With this kind of order established, Adam and Eve were clearly distinct from the other animals. No other creature on earth was created in God’s image. No others were named by God. 

In fact, God allowed Adam to name all the other creatures, letting him be part of the holy work of creation! 

God even entrusted the first humans with the stewardship of the earth. 

No other creature was poised at creation to have a personal relationship with God, or to hold any form of responsibility toward the rest of the world. 

God made human beings special, and He desires a special relationship with us.

A man outside with his dog surrounded by trees with the setting sun shining through.

What the creation story means for us today

As Christians, and as humans, it is important to understand where we come from. 

God’s Word documents the origin of the cosmos and its surrounding heavenly sphere.. This is also the beginning of mankind. It’s the beginning of our relationship with God, with one another, and the planet we inhabit. 

Belonging is a fundamental desire in each of us. Knowing we play a part ino the big picture, that we are significant, that we are loved—these are key ingredients to fulfillment. Having a space and a purpose is necessary for our happiness and mental health.

Knowing we were created, and knowing the way we were created, also helps us know ourselves better. 

We were planned. We were part of God’s plan, and still are. We have a place, as well as a role within that place. 

We have complementary masculine and feminine characteristics because God made us to fit together like the most intricate of puzzle pieces. 

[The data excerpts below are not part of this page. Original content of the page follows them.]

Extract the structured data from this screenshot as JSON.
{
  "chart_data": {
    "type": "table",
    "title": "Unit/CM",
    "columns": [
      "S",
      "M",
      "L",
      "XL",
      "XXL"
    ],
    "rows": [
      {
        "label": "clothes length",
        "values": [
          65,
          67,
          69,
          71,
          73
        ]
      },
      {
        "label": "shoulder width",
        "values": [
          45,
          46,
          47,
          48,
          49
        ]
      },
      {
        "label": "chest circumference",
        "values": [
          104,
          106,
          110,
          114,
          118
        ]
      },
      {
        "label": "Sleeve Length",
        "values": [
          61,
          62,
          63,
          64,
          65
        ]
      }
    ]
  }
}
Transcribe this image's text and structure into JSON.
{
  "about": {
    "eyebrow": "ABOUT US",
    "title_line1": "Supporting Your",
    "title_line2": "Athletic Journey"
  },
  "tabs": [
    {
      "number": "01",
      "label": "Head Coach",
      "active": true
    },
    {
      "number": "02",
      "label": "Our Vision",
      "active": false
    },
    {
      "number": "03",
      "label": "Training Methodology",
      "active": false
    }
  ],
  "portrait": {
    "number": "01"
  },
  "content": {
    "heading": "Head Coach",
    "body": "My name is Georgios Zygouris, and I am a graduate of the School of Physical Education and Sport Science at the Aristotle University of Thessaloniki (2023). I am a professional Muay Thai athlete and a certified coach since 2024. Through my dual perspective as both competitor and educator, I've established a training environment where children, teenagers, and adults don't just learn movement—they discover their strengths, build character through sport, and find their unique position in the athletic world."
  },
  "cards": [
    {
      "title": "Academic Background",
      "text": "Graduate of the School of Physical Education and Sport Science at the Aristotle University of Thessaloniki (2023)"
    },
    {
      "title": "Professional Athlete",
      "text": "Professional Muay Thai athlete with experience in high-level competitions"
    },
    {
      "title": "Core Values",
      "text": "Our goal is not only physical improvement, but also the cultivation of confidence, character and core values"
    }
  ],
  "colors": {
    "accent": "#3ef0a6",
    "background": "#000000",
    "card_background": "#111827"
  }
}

We have a home because God created it, making sure it was good and perfect before He put us there. 

We have food and oxygen because God planted grains, trees, bushes, and fruit-bearing plants to sustain our health

We have a job because God gave us dominion over the earth and all living things on it. 

You were wanted, planned, cared for, provided for, and designed with a purpose. Through Jesus Christ you have life, and that life started at the very origin of the earth. 

In our daily lives today, we can live a life of gratitude toward our Savior and Creator. Even though sin came into this world through our free choice, we can know that our “Redeemer lives, and at the last He will stand upon the earth” (Job 19:25, ESV) that He so carefully created for us.